De este lado del continente, Mariel con cinco años nunca conoció la familia perfecta que promete este sistema. Para ella fue ajena toda solidaridad humana, esa que proclaman aquellas buenas conciencias que prometen salvar las dos vidas, y que sólo se interesan en la otra cuando de controlar su cuerpo se trata, o cuando “lo humano” tiene forma de cigoto. Desde que nació esta niña de Sombrerete, un pueblo donde la gente hace alarde de cuidar de su comunidad,  sufrió la dureza de los golpes de su madre, en ese punto el Estado intervino para entregar su guarda y custodia al verdugo que la torturaría sexualmente hasta asesinarla. También en México impera la justicia patriarcal, y cuando una feminista da estos argumentos, todavía hay quien se atreve a decir que hombres y mujeres somos oprimidos, que en nuestra opresión no hay diferencias, que no hay nada de particular en la forma en que nos aniquilan a niñas, jóvenes y ancianas.

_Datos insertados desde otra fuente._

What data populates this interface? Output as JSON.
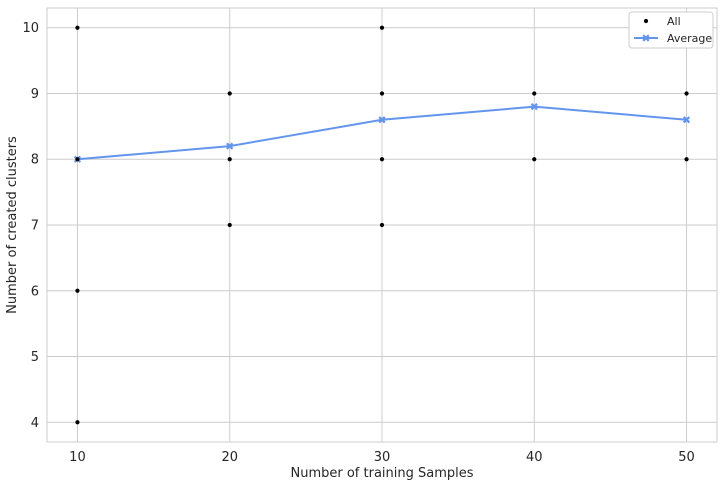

Nadie nos robará la palabra, nunca más seremos víctimas de nuestro silencio. Quien sepa leer entenderá que nuestra elección es resistir, enunciar, nombrar a nuestras muertas para que nunca más queden encubiertos los agresores en el olvido. Las compañeras feministas lo dicen bien, frente a la justicia patriarcal, memoria feminista. Por nuestras muertas, una vida de lucha. Porque el dolor hermana nuestras manadas, porque el agravio histórico al que hemos sido sometidas tiene que quedar en los poemas que escribimos en nuestras cuerpas en resistencia. Subvertimos su razón, su moral, sus leyes, nuestra presencia está para ser incómoda y las formas de recordarles su miseria son múltiples. Día a día las exploramos, las agrandamos para resistir desde nuestros pensamientos hasta nuestras acciones.  Porque la vida de Lucía nos inspira a todas, repartidas en el mundo. Porque la indefensión de Mariel nos recuerda que aún viven millones de niñas dejadas a su suerte en manos de verdugos. Porque ya no nos da miedo decir que la mayor violencia que recibimos las mujeres es de los hombres. Porque de la Patagonia hasta México, nuestra América Latina, se extiende un desierto humano, en el que danzan almas libres que no conocen la rendición ante esta guerra contra las mujeres.